Gianni Pini ha parlato di 42 manifestazioni e circa 450 musicisti censiti per la prossima estate (il lavoro è «in progress» e sempre più associazioni chiedono di entrare in i-jazz). Si tratta di rassegne distribuite in tutta Italia, in luoghi artistici di valore, con un jazz dai marcati tratti di originalità che costituiscono, quindi, un prodotto di valore del made in Italy. «Del resto – ha precisato Pini – nel 2012 la Siae ha censito 600 mila spettatori e circa 500 soggetti nel settore». Paolo Fresu ha sottolineato che «oggi il jazz entra ufficialmente nello nostra storia e cultura» e di come «insieme ad altre eccellenze, sappia raccontare il nostro paese nella sua diversità».
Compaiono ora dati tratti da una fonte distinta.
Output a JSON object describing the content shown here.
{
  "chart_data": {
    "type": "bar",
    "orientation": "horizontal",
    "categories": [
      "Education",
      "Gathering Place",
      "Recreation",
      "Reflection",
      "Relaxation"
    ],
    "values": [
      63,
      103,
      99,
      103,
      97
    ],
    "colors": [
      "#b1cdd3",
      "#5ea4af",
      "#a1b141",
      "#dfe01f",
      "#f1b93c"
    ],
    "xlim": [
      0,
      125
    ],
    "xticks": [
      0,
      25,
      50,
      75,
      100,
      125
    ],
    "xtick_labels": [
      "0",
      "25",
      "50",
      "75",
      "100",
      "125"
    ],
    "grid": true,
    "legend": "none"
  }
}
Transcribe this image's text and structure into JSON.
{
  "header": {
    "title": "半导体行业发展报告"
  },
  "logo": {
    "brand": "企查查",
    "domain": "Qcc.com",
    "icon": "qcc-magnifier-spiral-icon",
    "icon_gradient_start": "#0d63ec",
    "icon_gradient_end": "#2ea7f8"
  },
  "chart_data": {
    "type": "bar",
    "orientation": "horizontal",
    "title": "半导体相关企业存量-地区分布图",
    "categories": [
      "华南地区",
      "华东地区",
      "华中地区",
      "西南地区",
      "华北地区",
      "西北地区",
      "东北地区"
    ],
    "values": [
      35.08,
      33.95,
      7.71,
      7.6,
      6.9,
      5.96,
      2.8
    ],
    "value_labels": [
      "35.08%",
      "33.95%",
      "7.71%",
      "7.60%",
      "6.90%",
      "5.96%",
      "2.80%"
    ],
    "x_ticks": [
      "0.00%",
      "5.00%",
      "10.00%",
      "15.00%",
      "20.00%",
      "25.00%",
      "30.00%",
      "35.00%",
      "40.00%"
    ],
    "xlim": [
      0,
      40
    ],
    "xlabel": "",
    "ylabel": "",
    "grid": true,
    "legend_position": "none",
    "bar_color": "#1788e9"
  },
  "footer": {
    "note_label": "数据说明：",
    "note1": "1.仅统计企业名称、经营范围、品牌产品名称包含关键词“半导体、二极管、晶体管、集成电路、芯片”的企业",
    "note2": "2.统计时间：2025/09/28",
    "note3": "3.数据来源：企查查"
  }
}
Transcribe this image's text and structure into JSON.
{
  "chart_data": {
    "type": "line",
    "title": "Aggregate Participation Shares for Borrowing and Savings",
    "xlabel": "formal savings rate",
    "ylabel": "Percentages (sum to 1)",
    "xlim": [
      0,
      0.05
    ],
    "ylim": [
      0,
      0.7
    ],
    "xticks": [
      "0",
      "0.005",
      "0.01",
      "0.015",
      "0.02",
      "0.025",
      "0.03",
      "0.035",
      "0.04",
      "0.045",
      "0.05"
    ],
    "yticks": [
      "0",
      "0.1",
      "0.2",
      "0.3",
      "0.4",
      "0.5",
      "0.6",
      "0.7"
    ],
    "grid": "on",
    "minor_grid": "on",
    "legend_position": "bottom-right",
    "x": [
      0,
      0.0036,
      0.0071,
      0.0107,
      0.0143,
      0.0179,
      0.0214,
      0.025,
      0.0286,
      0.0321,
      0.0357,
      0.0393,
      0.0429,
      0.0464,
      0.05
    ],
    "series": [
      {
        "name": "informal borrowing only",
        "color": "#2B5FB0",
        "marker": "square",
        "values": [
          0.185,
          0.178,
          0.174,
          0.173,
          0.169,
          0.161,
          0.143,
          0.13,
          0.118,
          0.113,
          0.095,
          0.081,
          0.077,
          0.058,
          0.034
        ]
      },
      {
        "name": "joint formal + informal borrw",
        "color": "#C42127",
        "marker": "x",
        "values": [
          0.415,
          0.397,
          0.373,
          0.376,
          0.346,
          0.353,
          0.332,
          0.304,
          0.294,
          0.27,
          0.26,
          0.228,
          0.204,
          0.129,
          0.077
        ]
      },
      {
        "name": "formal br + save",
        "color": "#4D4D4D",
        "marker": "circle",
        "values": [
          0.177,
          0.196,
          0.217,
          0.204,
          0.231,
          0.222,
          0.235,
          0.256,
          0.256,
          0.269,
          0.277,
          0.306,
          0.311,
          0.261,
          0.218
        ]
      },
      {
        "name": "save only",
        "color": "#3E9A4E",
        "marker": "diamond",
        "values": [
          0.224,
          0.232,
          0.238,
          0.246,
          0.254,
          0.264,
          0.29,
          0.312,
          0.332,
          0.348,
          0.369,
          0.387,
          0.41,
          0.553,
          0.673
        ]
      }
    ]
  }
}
Per il ministro Franceschini,  è assodata «l’importanza del jazz i cui concerti sono circa 1/4 di tutti quelli realizzati in Italia; in più sono localizzati in luoghi di valore artistico e paesaggistico e contribuiscono alla crescita culturale e all’offerta turistica. Franceschini ha precisato che  –  con il Decreto Cultura e altri provvedimenti –  sono stati corretti alcuni criteri del FUS e si è lavorato sul concetto di residenza artistica. Inoltre è  stato varato per il 2015 un fondo straordinario di 500 mila euro (con bando pubblico) per interventi più strutturali che riguardino il jazz. E’ importante, perciò, guardare al presente e al futuro, valorizzare i talenti, la cultura immateriale, le periferie.

«Suona quello che non c’è» è la frase davisiana con cui ha chiuso il suo intervento, pragmatico e non privo di passionalità. Curioso che l’annuncio di un’iniziativa di tale portata arrivi a poche ore dalla notizia dei tagli draconiani apportati dalla giunta capitolina all’estate romana che precludono lo svolgimento dei festival musicali, mettendo in grave pericolo la Casa del Jazz. Più luci che ombre e solo il tempo saprà dire se l’11 giugno 2014 è stata davvero una data storica. Per ora sembra un buon inizio.